I Ryanaired into Frankfurt Hahn and had a two hour bus ride across flatland (free local tour) into Frankfurt. I was staying in a fine hotel near the main station. Friendly, efficient, not in your face type of place. I did a little recce when I arrived in the bus station in the centre of Frankfurt and sorted out the area not to go to, adjacent to the hotel. As I passed along one side of the train station, I saw four well-armed (not the usual lightly-armed) cops surrounding a young man and asking him a few teasers. It was a routine I had seen a few times in Berlin and Hamburg – one policeman asks questions while the other four or so stand around  in a silent ring, on guard, eyes on the object of the questions. When I met my friend from the train, a few hours later, I outlined the local area in which we would not be socialising. Off then for an Italian meal in the nearby Kaiserstraße. 

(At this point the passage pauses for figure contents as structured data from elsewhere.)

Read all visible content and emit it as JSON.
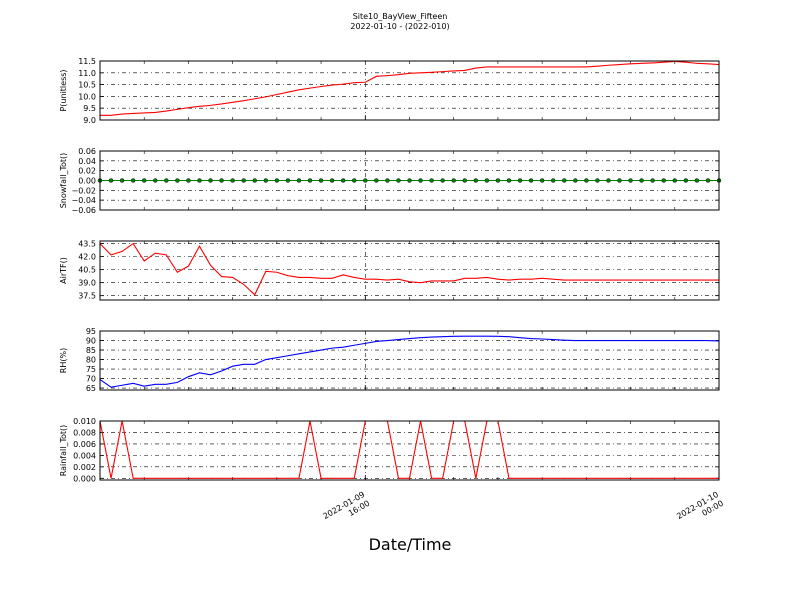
{
  "chart_data": {
    "type": "line",
    "title": "Site10_BayView_Fifteen",
    "subtitle": "2022-01-10 - (2022-010)",
    "xlabel": "Date/Time",
    "x_range": [
      "2022-01-09 10:00",
      "2022-01-10 00:00"
    ],
    "x_tick_labels": [
      {
        "x": "2022-01-09 16:00",
        "line1": "2022-01-09",
        "line2": "16:00"
      },
      {
        "x": "2022-01-10 00:00",
        "line1": "2022-01-10",
        "line2": "00:00"
      }
    ],
    "grid": true,
    "x": [
      "2022-01-09 10:00",
      "2022-01-09 10:15",
      "2022-01-09 10:30",
      "2022-01-09 10:45",
      "2022-01-09 11:00",
      "2022-01-09 11:15",
      "2022-01-09 11:30",
      "2022-01-09 11:45",
      "2022-01-09 12:00",
      "2022-01-09 12:15",
      "2022-01-09 12:30",
      "2022-01-09 12:45",
      "2022-01-09 13:00",
      "2022-01-09 13:15",
      "2022-01-09 13:30",
      "2022-01-09 13:45",
      "2022-01-09 14:00",
      "2022-01-09 14:15",
      "2022-01-09 14:30",
      "2022-01-09 14:45",
      "2022-01-09 15:00",
      "2022-01-09 15:15",
      "2022-01-09 15:30",
      "2022-01-09 15:45",
      "2022-01-09 16:00",
      "2022-01-09 16:15",
      "2022-01-09 16:30",
      "2022-01-09 16:45",
      "2022-01-09 17:00",
      "2022-01-09 17:15",
      "2022-01-09 17:30",
      "2022-01-09 17:45",
      "2022-01-09 18:00",
      "2022-01-09 18:15",
      "2022-01-09 18:30",
      "2022-01-09 18:45",
      "2022-01-09 19:00",
      "2022-01-09 19:15",
      "2022-01-09 19:30",
      "2022-01-09 19:45",
      "2022-01-09 20:00",
      "2022-01-09 20:15",
      "2022-01-09 20:30",
      "2022-01-09 20:45",
      "2022-01-09 21:00",
      "2022-01-09 21:15",
      "2022-01-09 21:30",
      "2022-01-09 21:45",
      "2022-01-09 22:00",
      "2022-01-09 22:15",
      "2022-01-09 22:30",
      "2022-01-09 22:45",
      "2022-01-09 23:00",
      "2022-01-09 23:15",
      "2022-01-09 23:30",
      "2022-01-09 23:45",
      "2022-01-10 00:00"
    ],
    "panels": [
      {
        "ylabel": "P(unitless)",
        "ylim": [
          9.0,
          11.5
        ],
        "yticks": [
          "9.0",
          "9.5",
          "10.0",
          "10.5",
          "11.0",
          "11.5"
        ],
        "ytick_values": [
          9.0,
          9.5,
          10.0,
          10.5,
          11.0,
          11.5
        ],
        "color": "#ff0000",
        "markers": false,
        "values": [
          9.2,
          9.2,
          9.25,
          9.28,
          9.3,
          9.32,
          9.38,
          9.45,
          9.52,
          9.58,
          9.62,
          9.68,
          9.75,
          9.82,
          9.9,
          9.98,
          10.08,
          10.18,
          10.28,
          10.35,
          10.42,
          10.48,
          10.52,
          10.58,
          10.6,
          10.85,
          10.88,
          10.92,
          10.98,
          11.0,
          11.02,
          11.05,
          11.08,
          11.1,
          11.2,
          11.25,
          11.25,
          11.25,
          11.25,
          11.25,
          11.25,
          11.25,
          11.25,
          11.25,
          11.25,
          11.28,
          11.32,
          11.35,
          11.38,
          11.4,
          11.42,
          11.45,
          11.48,
          11.45,
          11.4,
          11.38,
          11.35
        ]
      },
      {
        "ylabel": "Snowfall_Tot()",
        "ylim": [
          -0.06,
          0.06
        ],
        "yticks": [
          "−0.06",
          "−0.04",
          "−0.02",
          "0.00",
          "0.02",
          "0.04",
          "0.06"
        ],
        "ytick_values": [
          -0.06,
          -0.04,
          -0.02,
          0.0,
          0.02,
          0.04,
          0.06
        ],
        "color": "#008000",
        "markers": true,
        "values": [
          0,
          0,
          0,
          0,
          0,
          0,
          0,
          0,
          0,
          0,
          0,
          0,
          0,
          0,
          0,
          0,
          0,
          0,
          0,
          0,
          0,
          0,
          0,
          0,
          0,
          0,
          0,
          0,
          0,
          0,
          0,
          0,
          0,
          0,
          0,
          0,
          0,
          0,
          0,
          0,
          0,
          0,
          0,
          0,
          0,
          0,
          0,
          0,
          0,
          0,
          0,
          0,
          0,
          0,
          0,
          0,
          0
        ]
      },
      {
        "ylabel": "AirTF()",
        "ylim": [
          37.0,
          43.8
        ],
        "yticks": [
          "37.5",
          "39.0",
          "40.5",
          "42.0",
          "43.5"
        ],
        "ytick_values": [
          37.5,
          39.0,
          40.5,
          42.0,
          43.5
        ],
        "color": "#ff0000",
        "markers": false,
        "values": [
          43.5,
          42.2,
          42.6,
          43.5,
          41.5,
          42.4,
          42.2,
          40.2,
          40.9,
          43.2,
          41.0,
          39.7,
          39.6,
          38.8,
          37.6,
          40.3,
          40.2,
          39.8,
          39.6,
          39.6,
          39.5,
          39.5,
          39.9,
          39.6,
          39.4,
          39.4,
          39.3,
          39.4,
          39.1,
          39.0,
          39.2,
          39.2,
          39.2,
          39.5,
          39.5,
          39.6,
          39.4,
          39.3,
          39.4,
          39.4,
          39.5,
          39.4,
          39.3,
          39.3,
          39.3,
          39.3,
          39.3,
          39.3,
          39.3,
          39.3,
          39.3,
          39.3,
          39.3,
          39.3,
          39.3,
          39.3,
          39.3
        ]
      },
      {
        "ylabel": "RH(%)",
        "ylim": [
          64.0,
          95.0
        ],
        "yticks": [
          "65",
          "70",
          "75",
          "80",
          "85",
          "90",
          "95"
        ],
        "ytick_values": [
          65,
          70,
          75,
          80,
          85,
          90,
          95
        ],
        "color": "#0000ff",
        "markers": false,
        "values": [
          69.5,
          65.5,
          66.5,
          67.5,
          66.0,
          67.0,
          67.0,
          68.0,
          71.0,
          73.0,
          72.0,
          74.0,
          76.5,
          77.5,
          77.5,
          80.0,
          81.0,
          82.0,
          83.0,
          84.0,
          85.0,
          86.0,
          86.5,
          87.5,
          88.5,
          89.5,
          90.0,
          90.5,
          91.0,
          91.5,
          91.8,
          92.0,
          92.2,
          92.3,
          92.3,
          92.3,
          92.2,
          92.0,
          91.5,
          91.0,
          90.8,
          90.5,
          90.2,
          90.0,
          90.0,
          90.0,
          90.0,
          90.0,
          90.0,
          90.0,
          90.0,
          90.0,
          90.0,
          90.0,
          90.0,
          90.0,
          89.8
        ]
      },
      {
        "ylabel": "Rainfall_Tot()",
        "ylim": [
          -0.0003,
          0.01
        ],
        "yticks": [
          "0.000",
          "0.002",
          "0.004",
          "0.006",
          "0.008",
          "0.010"
        ],
        "ytick_values": [
          0.0,
          0.002,
          0.004,
          0.006,
          0.008,
          0.01
        ],
        "color": "#ff0000",
        "markers": false,
        "values": [
          0.01,
          0,
          0.01,
          0,
          0,
          0,
          0,
          0,
          0,
          0,
          0,
          0,
          0,
          0,
          0,
          0,
          0,
          0,
          0,
          0.01,
          0,
          0,
          0,
          0,
          0.01,
          0.01,
          0.01,
          0,
          0,
          0.01,
          0,
          0,
          0.01,
          0.01,
          0,
          0.01,
          0.01,
          0,
          0,
          0,
          0,
          0,
          0,
          0,
          0,
          0,
          0,
          0,
          0,
          0,
          0,
          0,
          0,
          0,
          0,
          0,
          0
        ]
      }
    ]
  }
}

Now Frankfurt isn’t wedding cake Munich or grungy Berlin or dark, northern Hamburg. But it’s not just a financial centre either. The old city centre was crowded with visitors – German mostly, it seemed – and I heard very little English. It was relaxed and easy-going, and good-humoured. The following day, we took a long river tour along the Main, then wandered about a little before catching a taxi out to the concert in the Jahrhunderthalle, on the outskirts of the city. According to a wall festooned with dozens of names, Yehudi Menuhin, Janis Joplin, Jimi Hendrix and Rory Gallagher (twice in 1973) had all played there. Our driver was a young, feckless chauffeur (he didn’t give a feck, that is). At one stage, I tapped him on the shoulder and told him – in bad German – that I had no wish to die before getting to the concert. He sulked silently but slowed down, for the rest of the trip. We had a similar  death-defying lunatic on the way back in, who added to his repertoire the variation of slipping in and out of lanes like a dive bomber to the accompaniment of flashing lights (other drivers). 

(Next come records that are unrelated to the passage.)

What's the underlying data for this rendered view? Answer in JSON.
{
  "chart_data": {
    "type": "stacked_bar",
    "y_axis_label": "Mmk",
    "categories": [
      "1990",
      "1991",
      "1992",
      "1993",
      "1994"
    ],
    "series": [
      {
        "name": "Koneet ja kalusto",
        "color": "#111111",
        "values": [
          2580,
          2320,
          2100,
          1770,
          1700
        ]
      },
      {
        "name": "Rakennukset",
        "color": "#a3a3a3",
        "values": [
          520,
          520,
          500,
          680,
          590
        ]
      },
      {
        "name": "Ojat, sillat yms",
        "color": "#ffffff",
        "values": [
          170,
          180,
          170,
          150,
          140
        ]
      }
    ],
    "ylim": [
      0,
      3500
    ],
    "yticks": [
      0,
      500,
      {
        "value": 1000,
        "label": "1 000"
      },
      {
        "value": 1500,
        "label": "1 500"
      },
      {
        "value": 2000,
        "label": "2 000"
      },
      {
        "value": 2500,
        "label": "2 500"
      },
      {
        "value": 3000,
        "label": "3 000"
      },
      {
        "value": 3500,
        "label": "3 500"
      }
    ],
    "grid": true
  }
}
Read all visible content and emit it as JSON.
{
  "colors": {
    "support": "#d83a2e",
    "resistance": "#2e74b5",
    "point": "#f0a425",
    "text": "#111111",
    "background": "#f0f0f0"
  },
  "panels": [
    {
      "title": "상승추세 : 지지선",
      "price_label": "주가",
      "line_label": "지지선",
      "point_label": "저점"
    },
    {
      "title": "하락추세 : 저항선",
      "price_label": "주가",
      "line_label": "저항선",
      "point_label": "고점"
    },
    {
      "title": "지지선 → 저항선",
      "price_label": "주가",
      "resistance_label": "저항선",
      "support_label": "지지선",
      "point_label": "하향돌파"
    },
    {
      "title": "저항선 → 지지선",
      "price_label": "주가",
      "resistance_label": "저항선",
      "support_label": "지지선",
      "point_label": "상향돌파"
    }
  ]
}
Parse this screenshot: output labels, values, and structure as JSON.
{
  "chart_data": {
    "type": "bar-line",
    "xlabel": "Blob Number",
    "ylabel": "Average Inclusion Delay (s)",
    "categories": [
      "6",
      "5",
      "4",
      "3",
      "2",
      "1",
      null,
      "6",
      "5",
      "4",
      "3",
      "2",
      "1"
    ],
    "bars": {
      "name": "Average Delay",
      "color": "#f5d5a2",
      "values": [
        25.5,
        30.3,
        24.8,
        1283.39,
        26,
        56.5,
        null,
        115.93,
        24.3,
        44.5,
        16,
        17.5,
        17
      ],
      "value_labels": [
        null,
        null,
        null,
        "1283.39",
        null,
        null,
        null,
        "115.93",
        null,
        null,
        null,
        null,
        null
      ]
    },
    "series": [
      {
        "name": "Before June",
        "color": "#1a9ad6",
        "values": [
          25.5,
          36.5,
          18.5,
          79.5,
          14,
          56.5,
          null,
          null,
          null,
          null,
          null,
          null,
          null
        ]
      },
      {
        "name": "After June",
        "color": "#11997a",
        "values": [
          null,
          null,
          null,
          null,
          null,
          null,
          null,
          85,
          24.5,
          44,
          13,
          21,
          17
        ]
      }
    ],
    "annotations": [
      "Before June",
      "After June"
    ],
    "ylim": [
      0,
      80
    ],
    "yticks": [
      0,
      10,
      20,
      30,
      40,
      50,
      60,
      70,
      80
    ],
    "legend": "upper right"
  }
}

The Analogue concert was wonderful – Revolver with Sergeant Pepper and songs from Magical Mystery Tour thrown in as a bonus. If you closed your eyes, you could have been listening to the originals.  From the harp in McCartney’s melancholy She’s Leaving Home to the staccato notes at the end of Getting Better, from Sergeant Pepper. We played a whispered game throughout the show: a Lennon or McCartney song? Lennon’s quirkiness and unique lexis set against McCartney’s wistfulness and beautiful, stand alone melodies. 

We had a drink back in the hotel later and mulled over the songs we had heard. The following day, we did the standard bus tour of the city and a lot of walking around. We ended up wolfing down enormous ham hocks (Schweinhaxe) with Sauerkraut in a fine restaurant in the older part of the city (what was left/rebuilt of it anyway). And there was an Alsace band playing in one of the squares too. 

On the Monday, we slipped down past ‘the dodgy quarter’ (the bad boys were probably still in bed) and had a mooch around. It was my friend who spotted this charming sign

It was clear enough what it meant: no guns/knives/sprays/knuckledusters in this area between the hours of eight at night and five in the morning. Our only question was: what happened outside of those hours? The thing is though, Frankfurt city centre felt safer than Dublin, tidier than Belfast and less swamped by humanity than London. As a city not really on the international trail, it seemed more and more like a little secret the Germanians were keeping to themselves. 

I Aerlingused home from the main Frankfurt airport (where I overnighted on the way back from Istanbul last year) to the tail end of an Irish Indian Summer. Good Day Sunshine, as The Originals had it, in one of their little Lieder.